Fatal hemophagocytic lymphohistiocytosis due to visceral leishmaniasis in a patient with Wegener granulomatosis.

A 45-year-old man was admitted to our hospital for a 2-month history of fatigue and fever. His clinical history war remarkable for Wegener granulomatosis diagnosed 11 years earlier. On admission the patient denied use of alcohol and illicit drugs. He was taking low-dose glucocorticoids as maintenance therapy for the vasculitidis. Physical examination was normal, except for a temperature of 38.6 °C and conjunctival icterus. In the next few days the patient became critically ill, and the laboratory exams revealed pancytopenia (hemoglobin 7.0 g/dl, normal values 13–17; Leucocytes 700/mm3, normal values 4.000–11.000; Platelets 72.000/mm3, normal values 150.000–450.000), AST 3421 U/L, ALT 1692 U/L (normal values for both 5–55), total bilirubin 12 mg/dl (direct fraction 7 mg/dl) (normal value 0.4–1.2), Procalcitonin 23 ng/ml (normal values < 0.09) CPR 93 mg/L (normal values 0–5), ferritin 1200 ng/ml (normal values 11–307) and fibrinogen 133 mg/dl (normal values 150–450). Blood and urine cultures showed no growth, and results of serologic testing for hepatitis B, C, HIV, CMV,EBV, HSV, rickettsia, as well as serum antibodies anti-leishmania, were negative. Anti-neutrophil cytoplasmic antibodies were also normal. A chest and abdomen CT showed splenomegaly. To rule-out hematologic malignancies a bone marrow biopsy was performed. An empirical course of antibiotic and anti-mycotic treatment was unsuccessful. In the suspicion of hemophagocytic lymphohistiocytosis (HLH), steroidal therapy (Methylprednisolone 60 mg per day) was started, and subsequently, due to lack of clinical improvement, cyclosporine (250 mg per day) was added. Slight clinical and serological improvement was observed. After three days this latter treatment was discontinued because the bone marrow biopsy confirmed the HLH, but also showed numerous small bodies typical for leishmaniae (Fig. 1, Fig. 2).

Fig. 1

Bone marrow biopsy section showing a macrophage (black arrow) that has ingested leishmania bodies (red arrow) and a lymphocyte’s nucleus (yellow arrow). Giemsa stain, x 400.

Fig. 2

Bone marrow biopsy section showing numerous intra-cellular and extra-cellular leishmania bodies (arrows). Hematoxylin-eosin stain, x 400.

Intravenous liposomal amphotericin b was started, but the conditions of the patient continued to worsen with the occurrence of multi-organ failure, and he died on hospital day 14. LHL is a life-threatening disorder that can be primary or secondary to infectious, autoimmune or malignant diseases. It is characterized by fever and systemic inflammatory features, and our case met the criteria for its diagnosis [1]. Visceral leishmaniasis (VL) can mimic or cause LHL [2], [3], as can do Wegener granulomatosis [4]. The treatment of VL associated to HLH rely on intravenous liposomal amphotericin b and often glucocorticoids [1], [2]. In our unfortunate patient the negativity of antibodies anti-leishmania delayed the diagnosis and the therapy of the leishmaniasis.

Ethical approval

This case report has obtained approval from the head of the Internal Medicine Unit at the Department of Internal Medicine of the Azienda Ospedaliera di Cosenza (Italy).

Consent

Patient consent was not obtained as no patient identifiers were used.

Funding

This case report has been undertaken by the authors without any form of sponsorship or support from any individual or institution.
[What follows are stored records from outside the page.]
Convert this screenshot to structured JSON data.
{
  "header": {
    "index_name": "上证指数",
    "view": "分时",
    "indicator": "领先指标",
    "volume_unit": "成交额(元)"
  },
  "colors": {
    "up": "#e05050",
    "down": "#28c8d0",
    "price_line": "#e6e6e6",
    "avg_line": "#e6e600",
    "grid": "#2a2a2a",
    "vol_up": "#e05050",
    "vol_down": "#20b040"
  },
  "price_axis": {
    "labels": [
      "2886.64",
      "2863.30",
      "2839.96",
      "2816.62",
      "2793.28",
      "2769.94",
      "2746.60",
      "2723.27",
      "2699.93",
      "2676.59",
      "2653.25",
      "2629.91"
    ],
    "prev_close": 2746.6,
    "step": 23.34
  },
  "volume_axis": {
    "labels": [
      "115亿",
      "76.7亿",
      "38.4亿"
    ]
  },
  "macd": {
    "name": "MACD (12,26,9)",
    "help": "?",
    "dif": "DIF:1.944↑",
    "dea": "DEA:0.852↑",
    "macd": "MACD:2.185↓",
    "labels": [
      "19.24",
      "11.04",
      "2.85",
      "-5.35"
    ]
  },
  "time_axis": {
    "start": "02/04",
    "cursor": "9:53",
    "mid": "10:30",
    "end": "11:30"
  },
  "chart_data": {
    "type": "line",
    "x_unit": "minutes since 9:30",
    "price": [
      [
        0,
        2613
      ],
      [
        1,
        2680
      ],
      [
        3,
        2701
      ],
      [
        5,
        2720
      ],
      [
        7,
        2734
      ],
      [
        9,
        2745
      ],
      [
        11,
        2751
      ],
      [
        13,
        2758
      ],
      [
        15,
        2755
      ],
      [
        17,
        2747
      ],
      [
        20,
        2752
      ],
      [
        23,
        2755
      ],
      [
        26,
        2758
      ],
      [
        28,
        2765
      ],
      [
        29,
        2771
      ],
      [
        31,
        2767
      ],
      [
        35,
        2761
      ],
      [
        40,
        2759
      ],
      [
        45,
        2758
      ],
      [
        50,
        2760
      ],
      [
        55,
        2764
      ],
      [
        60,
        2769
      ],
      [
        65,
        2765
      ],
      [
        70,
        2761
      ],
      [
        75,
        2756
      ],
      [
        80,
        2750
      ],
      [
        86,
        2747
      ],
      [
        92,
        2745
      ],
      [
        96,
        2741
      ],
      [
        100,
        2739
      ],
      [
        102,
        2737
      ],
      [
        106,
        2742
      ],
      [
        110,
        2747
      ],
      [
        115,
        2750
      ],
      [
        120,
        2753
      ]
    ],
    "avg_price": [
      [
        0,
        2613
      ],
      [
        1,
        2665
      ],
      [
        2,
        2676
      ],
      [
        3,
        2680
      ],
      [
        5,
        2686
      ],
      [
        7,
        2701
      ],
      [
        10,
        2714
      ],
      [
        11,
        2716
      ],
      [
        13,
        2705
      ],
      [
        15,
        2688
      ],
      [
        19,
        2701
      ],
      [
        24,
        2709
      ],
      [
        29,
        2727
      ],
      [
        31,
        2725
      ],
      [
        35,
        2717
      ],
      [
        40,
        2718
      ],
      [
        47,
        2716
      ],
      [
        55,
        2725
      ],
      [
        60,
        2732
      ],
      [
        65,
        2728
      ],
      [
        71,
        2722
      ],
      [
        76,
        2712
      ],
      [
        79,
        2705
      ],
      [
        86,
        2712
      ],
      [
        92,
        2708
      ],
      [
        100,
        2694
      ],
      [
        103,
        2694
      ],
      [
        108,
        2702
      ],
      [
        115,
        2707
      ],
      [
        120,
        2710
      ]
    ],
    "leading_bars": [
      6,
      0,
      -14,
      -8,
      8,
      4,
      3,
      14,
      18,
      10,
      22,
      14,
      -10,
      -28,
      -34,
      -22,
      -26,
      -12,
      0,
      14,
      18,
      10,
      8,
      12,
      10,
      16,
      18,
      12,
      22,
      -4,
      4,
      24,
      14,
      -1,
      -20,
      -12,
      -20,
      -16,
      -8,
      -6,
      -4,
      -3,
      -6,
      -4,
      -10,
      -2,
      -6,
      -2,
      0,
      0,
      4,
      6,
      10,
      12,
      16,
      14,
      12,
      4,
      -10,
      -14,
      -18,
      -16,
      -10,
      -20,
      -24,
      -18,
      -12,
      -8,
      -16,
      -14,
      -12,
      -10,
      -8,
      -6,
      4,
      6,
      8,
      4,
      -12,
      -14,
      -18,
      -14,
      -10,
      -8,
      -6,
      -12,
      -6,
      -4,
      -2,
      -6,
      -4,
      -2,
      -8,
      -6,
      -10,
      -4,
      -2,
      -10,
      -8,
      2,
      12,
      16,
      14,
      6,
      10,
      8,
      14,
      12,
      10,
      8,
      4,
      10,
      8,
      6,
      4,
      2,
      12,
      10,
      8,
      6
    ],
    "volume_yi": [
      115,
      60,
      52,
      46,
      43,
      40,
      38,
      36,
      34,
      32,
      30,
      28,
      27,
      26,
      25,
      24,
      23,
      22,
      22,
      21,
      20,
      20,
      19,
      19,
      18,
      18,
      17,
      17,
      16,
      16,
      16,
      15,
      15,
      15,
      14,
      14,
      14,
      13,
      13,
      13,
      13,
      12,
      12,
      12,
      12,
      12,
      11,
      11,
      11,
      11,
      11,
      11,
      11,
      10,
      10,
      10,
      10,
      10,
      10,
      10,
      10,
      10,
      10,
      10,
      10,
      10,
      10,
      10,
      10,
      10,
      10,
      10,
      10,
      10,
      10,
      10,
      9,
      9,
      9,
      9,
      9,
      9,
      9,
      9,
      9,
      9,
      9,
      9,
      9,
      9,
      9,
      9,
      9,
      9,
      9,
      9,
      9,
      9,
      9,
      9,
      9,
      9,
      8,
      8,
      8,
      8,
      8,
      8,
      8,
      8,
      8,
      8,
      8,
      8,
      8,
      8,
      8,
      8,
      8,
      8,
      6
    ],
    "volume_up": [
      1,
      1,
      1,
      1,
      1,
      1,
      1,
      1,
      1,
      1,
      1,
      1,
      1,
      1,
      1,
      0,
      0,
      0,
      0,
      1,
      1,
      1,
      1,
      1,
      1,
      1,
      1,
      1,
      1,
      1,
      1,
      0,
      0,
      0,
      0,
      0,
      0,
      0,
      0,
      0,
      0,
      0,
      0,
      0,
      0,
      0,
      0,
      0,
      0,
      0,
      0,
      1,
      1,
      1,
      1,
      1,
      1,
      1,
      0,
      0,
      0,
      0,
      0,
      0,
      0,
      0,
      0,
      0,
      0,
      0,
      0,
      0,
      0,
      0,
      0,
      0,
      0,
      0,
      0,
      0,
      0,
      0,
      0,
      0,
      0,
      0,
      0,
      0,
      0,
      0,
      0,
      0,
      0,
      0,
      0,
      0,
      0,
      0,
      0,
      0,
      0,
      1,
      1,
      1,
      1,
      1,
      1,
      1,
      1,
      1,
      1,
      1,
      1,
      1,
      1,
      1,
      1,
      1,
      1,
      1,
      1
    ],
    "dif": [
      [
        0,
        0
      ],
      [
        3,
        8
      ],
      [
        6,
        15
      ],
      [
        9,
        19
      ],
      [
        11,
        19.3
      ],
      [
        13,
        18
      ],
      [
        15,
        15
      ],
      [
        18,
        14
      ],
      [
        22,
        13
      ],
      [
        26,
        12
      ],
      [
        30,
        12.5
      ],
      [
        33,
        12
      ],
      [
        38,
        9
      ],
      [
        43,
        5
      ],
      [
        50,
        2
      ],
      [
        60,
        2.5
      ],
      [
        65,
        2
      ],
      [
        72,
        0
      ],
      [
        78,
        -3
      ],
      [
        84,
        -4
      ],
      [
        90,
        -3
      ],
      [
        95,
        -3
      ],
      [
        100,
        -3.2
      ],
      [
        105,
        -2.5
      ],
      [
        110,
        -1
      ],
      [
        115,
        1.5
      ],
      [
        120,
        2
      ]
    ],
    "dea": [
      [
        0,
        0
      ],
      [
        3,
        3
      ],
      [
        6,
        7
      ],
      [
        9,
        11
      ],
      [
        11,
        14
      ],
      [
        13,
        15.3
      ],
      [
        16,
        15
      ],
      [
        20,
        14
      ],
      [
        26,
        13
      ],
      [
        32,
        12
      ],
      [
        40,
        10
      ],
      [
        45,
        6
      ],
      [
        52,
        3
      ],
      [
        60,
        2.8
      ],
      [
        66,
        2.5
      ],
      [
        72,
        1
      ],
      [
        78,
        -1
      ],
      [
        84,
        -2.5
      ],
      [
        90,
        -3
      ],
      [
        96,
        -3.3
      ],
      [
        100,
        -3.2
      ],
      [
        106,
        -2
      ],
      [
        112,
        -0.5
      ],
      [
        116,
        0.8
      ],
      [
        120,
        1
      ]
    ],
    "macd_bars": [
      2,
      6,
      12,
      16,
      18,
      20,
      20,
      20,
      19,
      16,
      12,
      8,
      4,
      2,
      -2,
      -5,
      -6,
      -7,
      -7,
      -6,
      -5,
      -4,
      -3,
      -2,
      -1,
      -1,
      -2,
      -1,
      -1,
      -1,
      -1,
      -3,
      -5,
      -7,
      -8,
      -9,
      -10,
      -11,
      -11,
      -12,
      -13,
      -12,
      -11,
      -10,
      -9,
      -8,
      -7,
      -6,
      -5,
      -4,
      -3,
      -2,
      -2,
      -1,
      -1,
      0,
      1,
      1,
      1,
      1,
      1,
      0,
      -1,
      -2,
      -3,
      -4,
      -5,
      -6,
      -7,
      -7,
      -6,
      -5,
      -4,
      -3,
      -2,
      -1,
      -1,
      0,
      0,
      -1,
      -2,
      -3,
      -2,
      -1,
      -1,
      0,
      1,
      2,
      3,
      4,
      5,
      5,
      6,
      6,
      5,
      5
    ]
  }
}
CRediT authorship contribution statement

C. Bova, R. De Stefano, M. Ruvio: Conception and design of study. C. Bova: Drafting the manuscript. All authors read and approved the final manuscript.

Conflict of Interest

Each author declares that he or she has no commercial associations (e.g. consultancies, stock ownership, equity interest, patent/licensing arrangement etc.) that might pose a conflict of interest in connection with the submitted article.